Shout your dreams to the world.

How is anyone going to know what you want to do if you don’t tell them? How is anyone going to help you reach your dreams if you don’t share them?
How will you ever have the courage to do that thing that you can’t stop thinking about, that you know you’re meant to do, if you don’t have the guts to be honest about it?

I believe in shouting my dreams to the world, because that’s how you find opportunities and people and the chance to make your dreams happen. I honestly think that if you want to do something with your life, you might as well share it around.

I like to tell people what I’m working on, because it’ll make me too fucking embarrassed to quit.

This works for me. I try and tell so many people about the goals or the projects that I’ve got on the line, that I would be ashamed to tell them if I give up.

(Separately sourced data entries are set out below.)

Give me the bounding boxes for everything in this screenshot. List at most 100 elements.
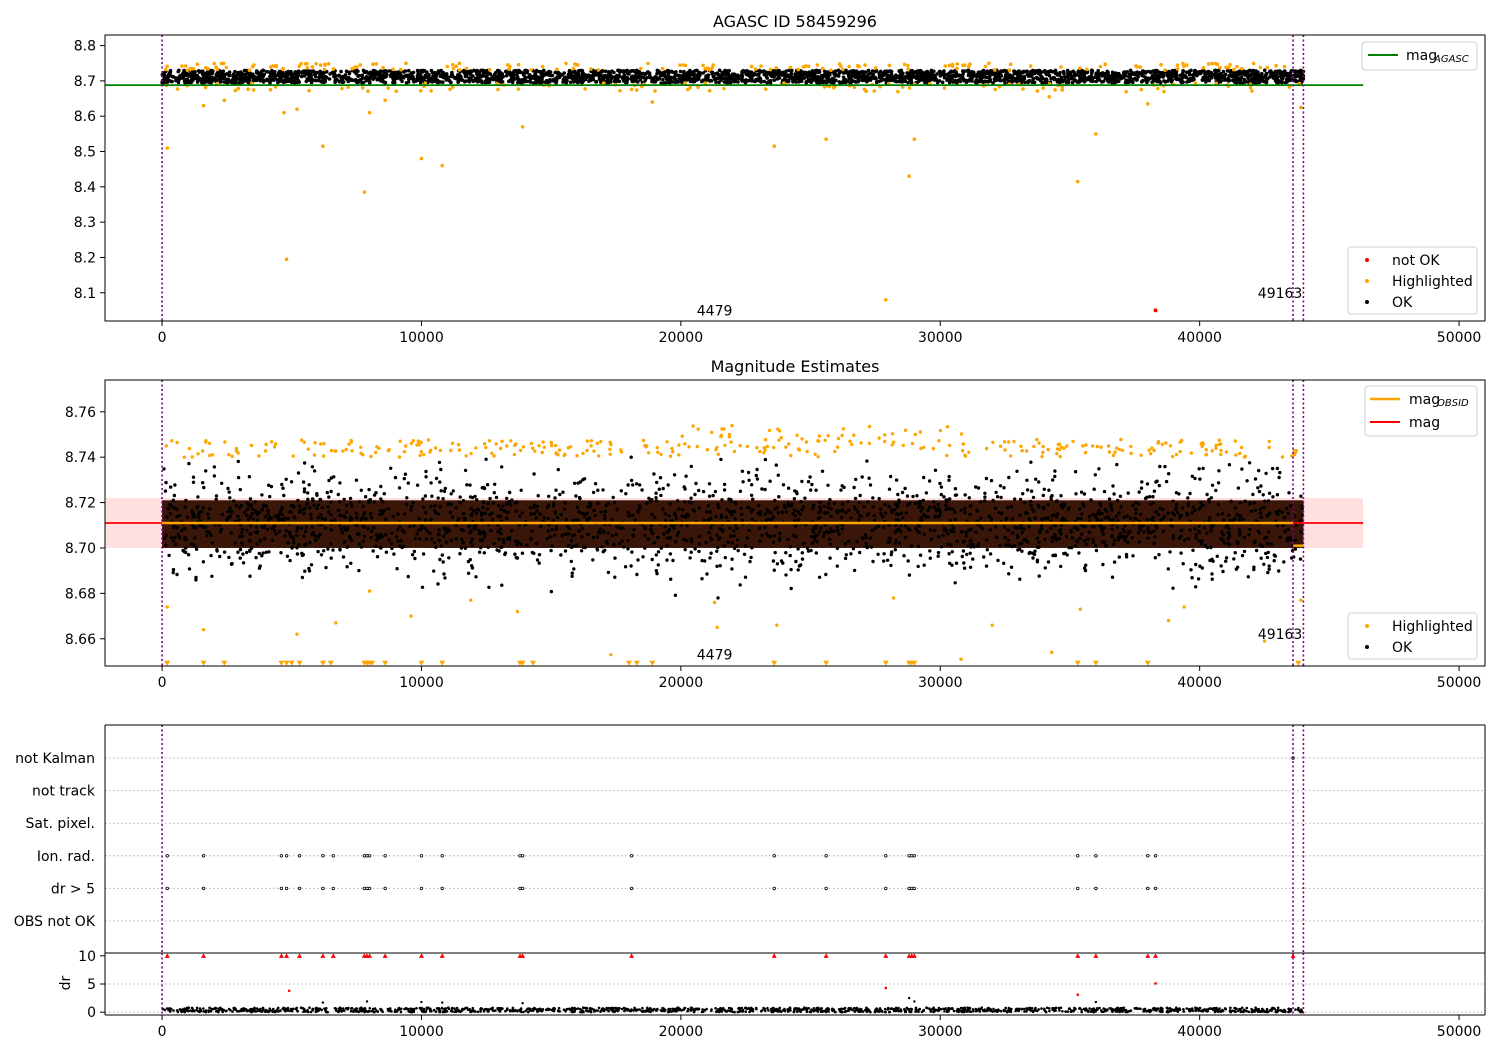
ok-point [708, 536, 713, 540]
ok-point [1227, 513, 1231, 517]
ok-point [1016, 69, 1021, 74]
ok-point [329, 542, 333, 546]
ok-point [1206, 69, 1210, 74]
ok-point [1282, 515, 1287, 520]
ok-point [999, 495, 1003, 500]
ok-point [1013, 497, 1017, 501]
ok-point [636, 558, 640, 562]
ok-point [472, 509, 476, 513]
ok-point [826, 483, 830, 487]
ok-point [955, 539, 959, 543]
highlighted-point [350, 67, 354, 71]
ok-point [491, 501, 496, 505]
ok-point [940, 80, 945, 85]
ok-point [790, 75, 794, 80]
highlighted-outlier-point [907, 174, 911, 179]
ok-point [799, 500, 803, 504]
ok-point [794, 559, 798, 564]
ok-point [218, 79, 223, 84]
ok-point [1188, 491, 1192, 496]
ok-point [853, 496, 858, 501]
ok-point [461, 541, 465, 545]
ok-point [372, 75, 377, 80]
ok-point [245, 528, 249, 532]
ok-point [479, 546, 483, 550]
ok-point [376, 536, 381, 541]
ok-point [468, 483, 472, 487]
ok-point [520, 511, 525, 515]
highlighted-point [629, 87, 634, 92]
ok-point [464, 79, 468, 83]
ok-point [564, 80, 569, 85]
ok-point [1188, 528, 1192, 532]
ok-point [646, 537, 650, 541]
ok-point [272, 524, 276, 529]
ok-point [1107, 497, 1112, 501]
ok-point [654, 553, 658, 557]
ok-point [459, 528, 464, 532]
ok-point [714, 514, 718, 519]
ok-point [1083, 77, 1088, 82]
ok-point [862, 74, 866, 79]
ok-point [709, 551, 713, 555]
ok-point [906, 559, 910, 563]
ok-point [524, 70, 528, 75]
ok-point [921, 498, 925, 503]
ok-point [253, 530, 258, 534]
ok-point [463, 546, 468, 550]
ok-point [1117, 555, 1122, 559]
ok-point [266, 527, 270, 531]
ok-point [202, 485, 206, 490]
ok-point [247, 539, 252, 543]
ok-point [694, 481, 698, 486]
ok-point [409, 508, 413, 512]
ok-point [953, 74, 958, 79]
ok-point [630, 77, 635, 81]
ok-point [508, 72, 512, 77]
ok-point [469, 529, 473, 533]
ok-point [1193, 476, 1197, 481]
ok-point [342, 540, 347, 544]
ok-point [994, 490, 998, 495]
ok-point [546, 503, 551, 507]
ok-point [818, 530, 822, 534]
ok-point [546, 529, 550, 533]
ok-point [1089, 68, 1094, 73]
highlighted-point [634, 88, 639, 92]
ok-point [1081, 502, 1085, 506]
ok-point [239, 541, 244, 545]
highlighted-point [1250, 89, 1254, 93]
ok-point [282, 493, 286, 498]
ok-point [518, 514, 522, 518]
ok-point [318, 498, 323, 502]
ok-point [560, 533, 565, 538]
ok-point [591, 77, 596, 82]
ok-point [495, 74, 500, 79]
ok-point [314, 78, 319, 83]
ok-point [438, 557, 442, 562]
ok-point [1076, 516, 1080, 521]
ok-point [348, 496, 353, 501]
ok-point [350, 504, 354, 508]
not-ok-point [1153, 308, 1158, 313]
ok-point [343, 73, 348, 77]
ok-point [1298, 557, 1303, 561]
ok-point [961, 72, 965, 76]
ok-point [592, 508, 596, 513]
ok-point [852, 485, 856, 490]
ok-point [222, 80, 226, 84]
ok-point [512, 71, 516, 75]
ok-point [369, 511, 373, 516]
ok-point [763, 487, 767, 492]
ok-point [1167, 472, 1171, 476]
ok-point [370, 529, 374, 533]
ok-point [492, 72, 497, 77]
ok-point [1078, 536, 1082, 541]
ok-point [672, 76, 676, 80]
highlighted-point [863, 63, 867, 67]
ok-point [908, 528, 912, 532]
ok-point [494, 495, 499, 500]
ok-point [198, 524, 202, 528]
ok-point [1035, 536, 1040, 540]
highlighted-point [1078, 66, 1082, 70]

You have no idea how powerful that can be. The urge to quit is strong in everyone, and it’s strong no matter how hard we’re working or how well we’re doing. The urge to quit wakes us up in the middle of the night in a panic, even if we’re gunning for it with everything we’ve got.

When you’ve got everyone you know keeping you accountable just by being aware of your projects, there’s so much going against you if you quit, that you might never bring yourself to give up.

I like to tell people what I’m working on, because people generally want to help.

I’m a big believer in humanity. We’re not the worst thing that ever happened, and there’s a lot that we do which is honestly pretty selfless. In my experience, when you ask for help, there’s always at least one person who wants to give it.

I like to tell people what I’m working on because it gives them the opportunity to help me out, and if I know one thing about people, it’s that the good ones are always looking for a reason to help, or a chance to help.

When I share what I’m working on with the people I know, when I email them and say hey, this is a blog or a product or a dream that really matters to me, I find they’re not only very receptive, but if there’s any way at all they can contribute, they’ll find it.

People are good. I want to give them a chance to show it. That’s why I share my dreams.

I like to tell people what I’m working on, because I want to show where I fail.

I don’t see any reason to hide my failures away. I mean, they’re just examples of times where I learned a tough fucking lesson and grew as a person. If I’m open about the projects or the dreams that matter to me, it means I’ve got to be open about how they end. That’s gold.

I’m a guy who fails more than he wins. I own that, I embrace that. I lean into it. I fail fast, I fail forward and I never stop moving. When I’m keeping people aware of what I want to do, even if the chance of it happening is shockingly remote, it means I’m obliged to announce their demise, too.

This gives the people who follow me an example of what it looks like to accept that something’s not working. It shows that everyone goes through ups and downs, and everyone fucks up and falls over from time to time. When I was younger, I believed that failing was something to avoid at all costs, and I crashed and burned because of that. If I can help at least one person avoid that, I’ll be happy.

I like to tell people what I’m working on, because I’ve got no problem being laughed at.

It’s true. I’ve been laughed at a lot. I’ve been laughed off stage in the middle of a performance, and I’ve been laughed at for stammering and lisping when I was trying to do public speaking. I’ve been laughed at for not building scalable tech products over content and lifestyle businesses, and I’ve been laughed at for caring as much about writing experimental music as I care about startups.

Over time, I’ve started to use that laughter as fuel to drive me. I burn it, and it pushes me forward. When I share my dreams, I don’t fear being mocked for them. If people want to mock me, they can go right ahead and do it. It’s not going to stop me.

I’m a stubborn motherfucker. I was born that way, I was raised that way, and I’ll die that way. I’m stubborn because I won’t quit just because someone thinks I’m not going to make it, or because someone thinks my dreams are stupid.

Stubborn people change the world. Believe me.


So what am I working on? I’m working on a lot of things. I’m building a tech product. I’m building a streetwear blog and brand called Get Mean — www.getmeanclothing.com — I’m working for a lot of startups, and I’m on a couple of boards.

I want to make more music, I want to build a content business, but my biggest dream is to work in a VC firm and help founders turn their businesses into companies that dent the universe.

I want to take on a CMO role at a company I believe in, and I want to build video games and coach a sports team, and write a book.

I want to turn Hi, My Name Is Jon into a global content platform. I want to do the same with The Voidist. I want to draw comic books and manage bands and release records.

Do all of these dreams make sense? Are they all cohesive? Fuck no. They’re a bunch of crazy ideas that I can’t get out of my head, but I know I’d regret not chasing them with everything I’ve got.

And I believe in talking about them, no matter how mad they seem. It doesn’t matter if it looks ridiculous, it doesn’t matter if people don’t believe in me, and it doesn’t matter if I fail.

Life is meant to be lived, and lived loudly. I’m a dreamer, and I stand by every dream. You don’t have to be scared if you’re the same way. You don’t have to hide from it, if you want to do big scary things, or you want to do more than one thing.

We’re all a mess. So let’s go be messy.